Facts About Pharmacists and Pharmacies

  • In the last quarter century, pharmacy has expanded its role within the healthcare delivery system from a profession focusing on preparation and dispensing of medications to patients to one in which pharmacists provide a range of patient-oriented services to maximize the medicine's effectiveness.
  • Pharmacy is practiced in a wide range of settings: community pharmacies, hospitals, long term care facilities, the phar­maceutical industry, mail service, managed care, academia and government (Department of Defense, Department of Veterans Affairs, Indian Health Service, Public Health Service). Pharmacists practice in community pharmacy (chains and independents), in hospitals, and in consulting, government, academic, industry, and other settings.
  • Historically, educational requirements for pharmacists included the choice of two entry-level degrees: a five-year Bachelor of Science in pharmacy (BS Pharmacy) or a six-year Doctor of Pharmacy (Pharm.D.). Today, schools of pharmacy offer only the Pharm.D. degree. At Midwestern University College of Pharmacy - Glendale, we offer the Pharm.D. in an accelerated program of study. This reduces the time of professional study from four years to three years. This extensive training makes the pharmacist the most knowledgeable health care pro­fessional when it comes to medicines and their use.
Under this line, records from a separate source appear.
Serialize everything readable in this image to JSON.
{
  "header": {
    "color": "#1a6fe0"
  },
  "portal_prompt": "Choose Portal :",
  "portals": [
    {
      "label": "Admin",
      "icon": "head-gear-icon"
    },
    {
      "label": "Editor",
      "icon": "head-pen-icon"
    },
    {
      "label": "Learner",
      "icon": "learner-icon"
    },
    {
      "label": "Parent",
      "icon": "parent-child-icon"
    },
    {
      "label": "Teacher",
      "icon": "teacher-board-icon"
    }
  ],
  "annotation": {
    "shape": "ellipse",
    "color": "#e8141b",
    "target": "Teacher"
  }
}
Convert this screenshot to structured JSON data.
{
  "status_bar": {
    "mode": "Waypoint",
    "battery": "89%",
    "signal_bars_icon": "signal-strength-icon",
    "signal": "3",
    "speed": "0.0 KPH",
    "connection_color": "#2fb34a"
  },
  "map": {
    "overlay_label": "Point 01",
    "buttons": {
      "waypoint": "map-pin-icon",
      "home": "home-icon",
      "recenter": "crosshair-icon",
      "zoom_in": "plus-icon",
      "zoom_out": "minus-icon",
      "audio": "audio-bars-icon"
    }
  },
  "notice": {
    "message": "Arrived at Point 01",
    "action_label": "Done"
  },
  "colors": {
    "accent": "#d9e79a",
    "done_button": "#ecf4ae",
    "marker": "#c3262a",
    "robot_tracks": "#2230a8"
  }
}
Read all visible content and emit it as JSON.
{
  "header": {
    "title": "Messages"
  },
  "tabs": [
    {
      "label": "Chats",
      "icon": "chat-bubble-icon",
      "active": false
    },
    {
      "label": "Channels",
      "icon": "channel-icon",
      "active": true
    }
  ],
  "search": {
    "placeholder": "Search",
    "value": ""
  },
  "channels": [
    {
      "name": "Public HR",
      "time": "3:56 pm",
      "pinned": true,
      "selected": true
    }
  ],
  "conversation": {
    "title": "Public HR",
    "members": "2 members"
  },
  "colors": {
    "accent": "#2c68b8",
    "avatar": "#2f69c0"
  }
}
  • Medicines today have great power to heal and to improve the quality of life for millions of Americans. But medicines also may do serious harm if not taken correctly. The most expensive medication is the medication that doesn't work. This is where the role of the pharmacist is most important. To make the most of your medications, you should choose your pharmacist as carefully as you choose a physician. It is best to use only one pharmacy so all medication records are at one location. This way there will be less risk of duplicating medicine or having one prescription interact harmfully with another.
  • Pharmacists who know their patients and have their medication profiles on file will be aware of possible harmful drug interactions or allergies to certain drugs. The pharmacist also will be able to discuss possible side effects; what foods, drinks, or activities that should be avoided while on a medication; what to do if you miss a dose; and a wide range of other helpful information.
  • The pharmacist is a key healthcare professional in helping people achieve the best results from their medications. Americans should choose a pharmacist they trust and build a partnership for good health.